If You Are Assaulted The Government Bodies Will Assault You Again

the Government and the Criminal Injuries Compensation Authority (CICA) should be put in the dock for the abuse of the poor.

 I recently came across ‘X’ she was seriously assaulted a few years ago by a group of youths and thought that she would never see her daughter again. For the past 18 months she has been effectively housebound with panic attacks and PTSD. She is unemployed and not eligible for Legal Aid. The CICA told her that she would need a report from a Consultant Psychiatrist or clinical psychologist to stand any chance of reversing their decision not to give her an award. But she did not have the financial resources to secure such a report nor to instruct a solicitor.

The CICA looked at her records and concluded that because she had had a previous post traumatic stress reaction her debility was entirely due to that. By definition PTSD is tied to a clearly specified trauma, and I found that her flashbacks nightmares were entirely of the assault and not of earlier negative life events. Further her significant avoidance of going out only began after the assault. This was corroborated by her GP records and notes from her IAPT therapist. The CICA totally failed to distinguish normal distress in response to negative life events from disorder. The CICA were intent on mis-attributing her ‘PTSD’ to pre-existing difficulties.

‘X’ has found the whole business of mounting an appeal overwhelming and has been re-traumatised by it. She had 8 telephone counselling sessions with IAPT which she said helped  ‘slightly’ in that she learnt breathing exercises for her panic attacks. But she has continued suffering from PTSD, depression, panic disorder and social phobia. IAPT failed to flag up any specific disorder/s. She can’t afford private psychological treatment.

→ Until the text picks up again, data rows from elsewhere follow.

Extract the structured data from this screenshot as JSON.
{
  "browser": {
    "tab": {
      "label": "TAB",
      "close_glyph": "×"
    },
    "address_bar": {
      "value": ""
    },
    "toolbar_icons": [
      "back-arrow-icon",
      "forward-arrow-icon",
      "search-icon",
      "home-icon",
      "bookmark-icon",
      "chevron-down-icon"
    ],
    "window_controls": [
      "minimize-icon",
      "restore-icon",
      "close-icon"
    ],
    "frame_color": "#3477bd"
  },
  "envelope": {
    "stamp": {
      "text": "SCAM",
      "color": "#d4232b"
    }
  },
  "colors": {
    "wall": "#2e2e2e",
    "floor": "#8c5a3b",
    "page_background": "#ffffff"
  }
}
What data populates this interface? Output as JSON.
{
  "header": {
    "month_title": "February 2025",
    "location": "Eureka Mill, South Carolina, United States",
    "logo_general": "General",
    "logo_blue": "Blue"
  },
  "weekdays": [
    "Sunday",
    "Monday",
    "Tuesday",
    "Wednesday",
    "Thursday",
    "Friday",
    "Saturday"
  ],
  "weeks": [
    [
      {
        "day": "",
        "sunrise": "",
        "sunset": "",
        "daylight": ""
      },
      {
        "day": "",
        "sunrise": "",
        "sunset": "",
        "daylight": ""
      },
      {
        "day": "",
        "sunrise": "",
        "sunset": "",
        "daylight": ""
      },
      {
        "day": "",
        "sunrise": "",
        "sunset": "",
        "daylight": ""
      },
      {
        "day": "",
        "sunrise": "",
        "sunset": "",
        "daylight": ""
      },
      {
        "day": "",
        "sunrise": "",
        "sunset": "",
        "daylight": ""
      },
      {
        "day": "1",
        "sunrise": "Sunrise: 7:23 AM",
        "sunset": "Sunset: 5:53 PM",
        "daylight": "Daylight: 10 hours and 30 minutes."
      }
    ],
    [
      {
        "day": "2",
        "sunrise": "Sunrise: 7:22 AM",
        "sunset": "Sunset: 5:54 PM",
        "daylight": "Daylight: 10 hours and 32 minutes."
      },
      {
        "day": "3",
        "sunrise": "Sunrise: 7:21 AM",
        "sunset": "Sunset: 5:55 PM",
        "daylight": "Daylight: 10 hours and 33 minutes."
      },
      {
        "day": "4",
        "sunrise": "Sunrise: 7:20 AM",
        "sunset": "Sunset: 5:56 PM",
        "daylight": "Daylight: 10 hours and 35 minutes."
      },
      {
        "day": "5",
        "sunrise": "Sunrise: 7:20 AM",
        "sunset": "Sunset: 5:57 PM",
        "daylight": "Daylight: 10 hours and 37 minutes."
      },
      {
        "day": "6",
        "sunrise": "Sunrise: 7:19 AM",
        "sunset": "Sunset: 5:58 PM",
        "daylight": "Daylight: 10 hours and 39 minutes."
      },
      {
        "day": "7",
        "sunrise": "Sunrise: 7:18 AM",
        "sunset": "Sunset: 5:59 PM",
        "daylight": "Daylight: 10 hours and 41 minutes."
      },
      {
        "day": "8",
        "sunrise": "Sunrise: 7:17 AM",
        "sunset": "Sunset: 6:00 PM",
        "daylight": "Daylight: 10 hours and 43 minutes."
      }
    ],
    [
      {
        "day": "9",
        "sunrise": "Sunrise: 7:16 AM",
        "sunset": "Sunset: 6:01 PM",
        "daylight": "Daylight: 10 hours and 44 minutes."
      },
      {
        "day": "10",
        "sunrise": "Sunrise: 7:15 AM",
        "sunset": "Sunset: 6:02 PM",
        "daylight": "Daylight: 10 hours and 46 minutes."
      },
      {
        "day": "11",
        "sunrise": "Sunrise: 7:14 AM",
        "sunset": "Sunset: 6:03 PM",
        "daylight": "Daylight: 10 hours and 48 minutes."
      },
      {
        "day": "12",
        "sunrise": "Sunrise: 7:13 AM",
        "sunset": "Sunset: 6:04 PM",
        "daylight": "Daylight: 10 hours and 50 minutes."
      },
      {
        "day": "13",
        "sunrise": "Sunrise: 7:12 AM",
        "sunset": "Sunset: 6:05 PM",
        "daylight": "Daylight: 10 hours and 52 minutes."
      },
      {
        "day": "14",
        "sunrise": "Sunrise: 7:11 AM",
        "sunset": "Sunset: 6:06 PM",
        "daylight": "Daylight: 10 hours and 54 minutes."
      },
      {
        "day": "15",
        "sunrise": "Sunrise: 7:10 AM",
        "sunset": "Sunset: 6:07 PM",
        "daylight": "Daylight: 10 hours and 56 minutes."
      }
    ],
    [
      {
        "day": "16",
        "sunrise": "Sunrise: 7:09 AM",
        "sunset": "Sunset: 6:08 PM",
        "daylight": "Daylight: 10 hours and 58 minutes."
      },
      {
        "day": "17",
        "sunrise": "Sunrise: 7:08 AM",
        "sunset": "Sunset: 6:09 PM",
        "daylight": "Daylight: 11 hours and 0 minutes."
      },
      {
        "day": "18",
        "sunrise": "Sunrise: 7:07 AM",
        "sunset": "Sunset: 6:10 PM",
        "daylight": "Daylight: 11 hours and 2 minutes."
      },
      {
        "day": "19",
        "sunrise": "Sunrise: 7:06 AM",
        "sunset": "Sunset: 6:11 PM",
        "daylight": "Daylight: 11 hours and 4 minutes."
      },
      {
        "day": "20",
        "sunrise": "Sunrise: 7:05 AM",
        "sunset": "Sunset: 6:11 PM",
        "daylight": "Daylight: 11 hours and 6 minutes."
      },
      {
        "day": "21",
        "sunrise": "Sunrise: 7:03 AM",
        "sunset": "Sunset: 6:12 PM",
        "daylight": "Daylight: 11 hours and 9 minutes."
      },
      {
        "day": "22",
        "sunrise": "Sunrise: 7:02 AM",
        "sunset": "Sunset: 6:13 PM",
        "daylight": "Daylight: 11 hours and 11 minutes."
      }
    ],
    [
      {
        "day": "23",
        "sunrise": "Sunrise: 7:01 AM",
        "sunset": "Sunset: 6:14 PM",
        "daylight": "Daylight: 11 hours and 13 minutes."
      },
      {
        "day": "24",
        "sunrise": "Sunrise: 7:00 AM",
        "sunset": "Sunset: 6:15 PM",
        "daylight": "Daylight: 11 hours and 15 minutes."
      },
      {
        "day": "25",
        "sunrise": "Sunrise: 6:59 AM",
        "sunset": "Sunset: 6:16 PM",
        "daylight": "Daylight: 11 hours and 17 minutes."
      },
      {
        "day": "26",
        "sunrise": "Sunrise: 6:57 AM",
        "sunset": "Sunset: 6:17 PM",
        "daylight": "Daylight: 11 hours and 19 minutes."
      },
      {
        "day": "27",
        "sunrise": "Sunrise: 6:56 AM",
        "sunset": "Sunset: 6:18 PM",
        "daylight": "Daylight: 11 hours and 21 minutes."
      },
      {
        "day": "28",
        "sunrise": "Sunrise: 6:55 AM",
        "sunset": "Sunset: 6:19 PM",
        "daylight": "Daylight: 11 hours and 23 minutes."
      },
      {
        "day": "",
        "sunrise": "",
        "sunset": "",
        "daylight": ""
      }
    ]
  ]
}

Earlier this week a woman was interviewed incognito on BBC television, she had been raped and had 12 months of counselling with Rape Crisis. She then sought NHS treatment and was told she could not have it because she had already had ‘speciality treatment’. This came after she had already been re-traumatised by the defence Barrister in the rape trial!  I am lost for words to describe this secondary abuse.  It wasn’t clear from the interview which NHS service she had sought help from.

The Government should be put in the dock for not holding the CICA, IAPT and barristers to account.  They   should be challenging their public health  officials who sanction the funding of an IAPT service to the tune of £4 billion and which makes no real world difference to those like ‘X’.